At forty-seven, I wonder if this old dog can change. I have made the first step, acknowledging
that I am part of the problem. It’s now
up to me to follow the mantra on some mass-produced inspirational poster: Be the Change.
It’s hard to break my efficiency way of thinking. It’s okay for talk to be mindless, I tell
myself. It doesn’t matter that I may
never see the person again. People are
supposed to be social creatures. Hermits
are the exception.
This past weekend, I went for a drive with the dog, heading
for a hiking spot a couple of hours away.
Hadn’t been in years. One of the
things I particularly love about the destination is there is a bakery five
minutes into the walk, a charming What-the-Hell-Is-This-Doing-Here stop. I didn’t need a snack, but the place was a
part of the experience.
I ogled the tarts and scones, waiting for the guy in front
of me to get his refill. Impatience
simmered as the customer chattered with the counter guy about the drive out
from Ontario and his daughter’s growing postcard collection. One of the dinosaur place in Alberta, one
from Moose Jaw,...got it.
I tried to make eye contact with the counter guy who
extended the conversation, talking about running the bakery for the past
thirteen summers and winter travels to Mexico with his wife and son.
This would have been the perfect time for me to practice my
greetings. Only my hello would have come
off with an edge, a frustrated alternative to “Yoo-hoo?!” Instead, I shuffled on my feet, pretended to
rethink my choice of pastry and wondered if I had, in fact, asked for this
state of invisibility.
When the time finally came for me to order, I realized the tourist
wasn’t totally to blame for the gift of gab.
The owner tried to engage me in a yakfest, too. “Was I spending some time in the park
today?” Isn’t that self-evident?
“Was I hungry?” Uh, again, let’s go with self-evident. “Was the barking dog mine?” Yes. And he wasn’t barking for the first five
minutes. I said as little as
possible, paid and got on with the solitary hike. (That beast, pictured on the path, is my dog, leading the way away from civilization.)
Okay, so my casual social skills are a work in
progress.
Yesterday, at my coffee stop in town, I asked the server,
“How was your weekend?”
“Good,” she answered.
“How was yours?”
“Good.”
And this is getting somewhere, right?
I’ll keep at it. If I
ever do make a big move, to a city other than Vancouver, I may need to actually
know how to say something. And nothing.
1 comment:
RG, a part of me feels exactly as you do. Just the coffee, please (although I don't drink coffee).
But a part of me knows, as I realize you do, that I must be a part of the solution and not the problem.
Really, when it comes right down to it, minor small talk doesn't waste that much energy or take that much time, and it really is harmless. So we're not talking about how to bring about world peace. That's okay. Sometimes, all we need to do is connect to each other, in the most minor way.

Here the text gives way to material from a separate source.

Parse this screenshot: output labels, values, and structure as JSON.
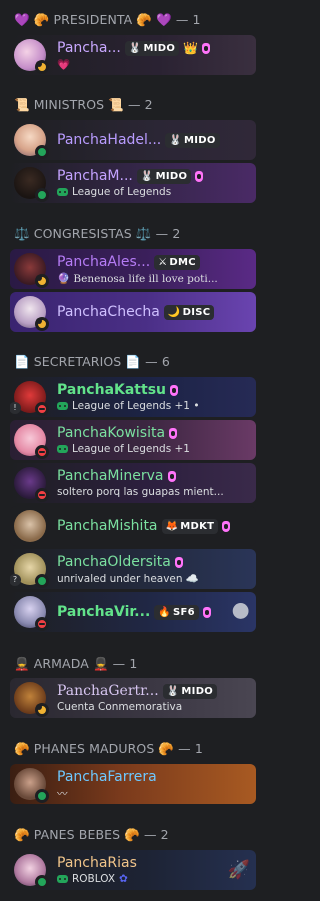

And never forget, the few kind words you exchange with another human being, or the smile you offer, could potentially make a big difference in his or her day.
I'm surprised you haven't gotten into the spirit of the rural area where you live. When we moved to MR, Chris and I were greeted on the sidewalk by ninety-five percent of the people we encountered. Felt odd, at first, but we're into it now, and I greet everyone when I go out for a run, or when Chris and I go for a walk. It feels good to develop this habit. Really. It does.
C'mon, RG. You can do this. Don't be such a curmudgeon, eh.